Se la precedente gestione del bosco a fini produttivi ha paradossalmente consentito, come detto, di conservare un discreto livello di biodiversità, l’entrata in vigore delle direttive comunitarie nel campo naturalistico (in primis della Direttiva 92/43 “Habitat”) ha modificato le finalità gestionali condotte da Veneto Agricoltura, comprendendo così azioni direttamente finalizzate alla conservazione della biodiversità.

Così, oltre ad azioni destinate alla differenzazione della struttura del bosco, vengono attuate azioni di contenimento dell’espansione nelle radure del bosco stesso, e vengono favoriti habitat caratterizzati dalla vegetazione arbustiva a ginepri. Nelle aree della Riserva utilizzate in passato per pratiche agricole, sono stati ricreati alcuni stagni ed altre aree umide, talvolta inondate solo temporaneamente. Questi ambienti hanno subito una ricolonizzazione spontanea da parte di molte specie legate all’acqua, tra le quali si ricordano giunchi (Juncus effusus), alghe del genere Chara e alcune idrofite, quali Utricularia australis. In considerazione della vocazione didattica ed educativa della riserva, ma anche dell’opportunità offerta da questi spazi per la conservazione della flora, in prossimità delle bassure umide realizzate artificialmente sono state poste a dimora piantine, prodotte e fornite dal Centro Biodiversità Vegetale di Montecchio Precalcino, destinate ad innescare processi di insediamento di habitat igrofili. Si ricordano in particolare Cladium mariscus (specie strutturale dell’habitat 7210*), ma anche specie piuttosto rare, come ad esempio Plantago altissima Hibiscus pentacarpos.
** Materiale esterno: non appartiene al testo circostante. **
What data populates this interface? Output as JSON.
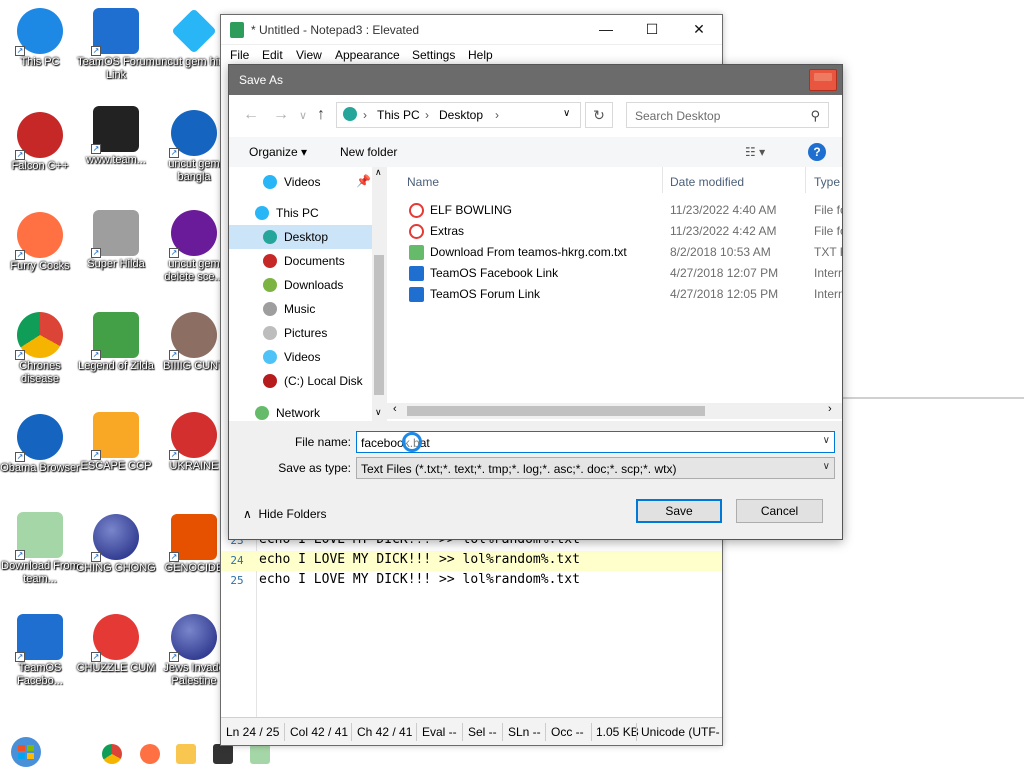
{
  "desktop": {
    "icons": [
      {
        "label": "This PC",
        "color": "#1e88e5"
      },
      {
        "label": "TeamOS Forum Link",
        "color": "#1e6fd0"
      },
      {
        "label": "uncut gem hindi",
        "color": "#29b6f6"
      },
      {
        "label": "Falcon C++",
        "color": "#c62828"
      },
      {
        "label": "www.team...",
        "color": "#222222"
      },
      {
        "label": "uncut gem bangla",
        "color": "#1565c0"
      },
      {
        "label": "Furry Cocks",
        "color": "#ff7043"
      },
      {
        "label": "Super Hilda",
        "color": "#9e9e9e"
      },
      {
        "label": "uncut gem delete sce...",
        "color": "#6a1b9a"
      },
      {
        "label": "Chrones disease",
        "color": "#4caf50"
      },
      {
        "label": "Legend of Zilda",
        "color": "#43a047"
      },
      {
        "label": "BIIIIG CUNT",
        "color": "#8d6e63"
      },
      {
        "label": "Obama Browser",
        "color": "#1565c0"
      },
      {
        "label": "ESCAPE CCP",
        "color": "#f9a825"
      },
      {
        "label": "UKRAINE",
        "color": "#d32f2f"
      },
      {
        "label": "Download From team...",
        "color": "#66bb6a"
      },
      {
        "label": "CHING CHONG",
        "color": "#3949ab"
      },
      {
        "label": "GENOCIDE",
        "color": "#e65100"
      },
      {
        "label": "TeamOS Facebo...",
        "color": "#1e6fd0"
      },
      {
        "label": "CHUZZLE CUM",
        "color": "#e53935"
      },
      {
        "label": "Jews Invade Palestine",
        "color": "#283593"
      }
    ]
  },
  "notepad": {
    "title": "* Untitled - Notepad3 : Elevated",
    "menu": [
      "File",
      "Edit",
      "View",
      "Appearance",
      "Settings",
      "Help"
    ],
    "lines": [
      {
        "num": "23",
        "text": "echo I LOVE MY DICK!!! >> lol%random%.txt"
      },
      {
        "num": "24",
        "text": "echo I LOVE MY DICK!!! >> lol%random%.txt"
      },
      {
        "num": "25",
        "text": "echo I LOVE MY DICK!!! >> lol%random%.txt"
      }
    ],
    "status": {
      "ln": "Ln  24 / 25",
      "col": "Col  42 / 41",
      "ch": "Ch  42 / 41",
      "eval": "Eval  --",
      "sel": "Sel  --",
      "sln": "SLn  --",
      "occ": "Occ  --",
      "size": "1.05 KB",
      "encoding": "Unicode (UTF-"
    }
  },
  "dialog": {
    "title": "Save As",
    "breadcrumb": [
      "This PC",
      "Desktop"
    ],
    "search_placeholder": "Search Desktop",
    "organize": "Organize",
    "new_folder": "New folder",
    "tree": [
      {
        "label": "Videos",
        "color": "#29b6f6"
      },
      {
        "label": "This PC",
        "color": "#29b6f6"
      },
      {
        "label": "Desktop",
        "color": "#26a69a"
      },
      {
        "label": "Documents",
        "color": "#c62828"
      },
      {
        "label": "Downloads",
        "color": "#7cb342"
      },
      {
        "label": "Music",
        "color": "#9e9e9e"
      },
      {
        "label": "Pictures",
        "color": "#bdbdbd"
      },
      {
        "label": "Videos",
        "color": "#4fc3f7"
      },
      {
        "label": "(C:) Local Disk",
        "color": "#b71c1c"
      },
      {
        "label": "Network",
        "color": "#66bb6a"
      }
    ],
    "columns": [
      "Name",
      "Date modified",
      "Type"
    ],
    "files": [
      {
        "name": "ELF BOWLING",
        "date": "11/23/2022 4:40 AM",
        "type": "File fo",
        "icon": "#e53935"
      },
      {
        "name": "Extras",
        "date": "11/23/2022 4:42 AM",
        "type": "File fo",
        "icon": "#e53935"
      },
      {
        "name": "Download From teamos-hkrg.com.txt",
        "date": "8/2/2018 10:53 AM",
        "type": "TXT F",
        "icon": "#43a047"
      },
      {
        "name": "TeamOS Facebook Link",
        "date": "4/27/2018 12:07 PM",
        "type": "Intern",
        "icon": "#1e6fd0"
      },
      {
        "name": "TeamOS Forum Link",
        "date": "4/27/2018 12:05 PM",
        "type": "Intern",
        "icon": "#1e6fd0"
      }
    ],
    "file_name_label": "File name:",
    "file_name_value": "facebook.bat",
    "save_type_label": "Save as type:",
    "save_type_value": "Text Files (*.txt;*. text;*. tmp;*. log;*. asc;*. doc;*. scp;*. wtx)",
    "hide_folders": "Hide Folders",
    "save": "Save",
    "cancel": "Cancel"
  },
  "colors": {
    "accent": "#0078d7",
    "selection": "#cce4f7",
    "title_bar": "#6b6b6b"
  }
}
Non tutte le superfici disponibili sono state tuttavia “riempite” di piante: la conservazione di microspazi spogli consente infatti l’insediamento spontaneo di specie annuali tipiche delle superfici umide temporaneamente emerse, come ad esempio la primulacea Samolus valerandi. In effetti, la vocazione della riserva non è solamente didattica, ma anche più ampiamente “dimostrativa”: oltre ad offrire interessanti campi di ricerca per studenti e tirocinanti, si possono testare e verificare qui gli esiti della gestione attiva della vegetazione, volta a mantenere, mediante un equilibrato insieme di azioni svolte dagli operatori della Riserva, tra cui tagli di piante, limitate asportazioni di biomassa vegetale, modesti movimenti terra ed impianto di specie di interesse, una elevata eterogeneità ambientale, presupposto di maggiore biodiversità. Tenuto conto che la gestione attiva dovrebbe essere il principio guida con il quale mantenere e incrementare lo stato di conservazione di specie ed habitat negli hotspot di biodiversità del nostro territorio, la riserva può perciò svolgere un importante ruolo di “laboratorio” a cielo aperto.

Un aspetto interessante nella conservazione e ricreazione di questa variabilità di habitat è il conseguente arricchimento della Riserva dal punto di vista paesaggistico. Rispetto all’aspetto uniforme di un’unica estensione boschiva, la presenza di aperture e di paesaggi vegetali differenti permette di offrire molteplici punti di interesse ai visitatori di Bosco Nordio, integrate da osservatori faunistici e punti panoramici consente un’esperienza di visita particolarmente apprezzata.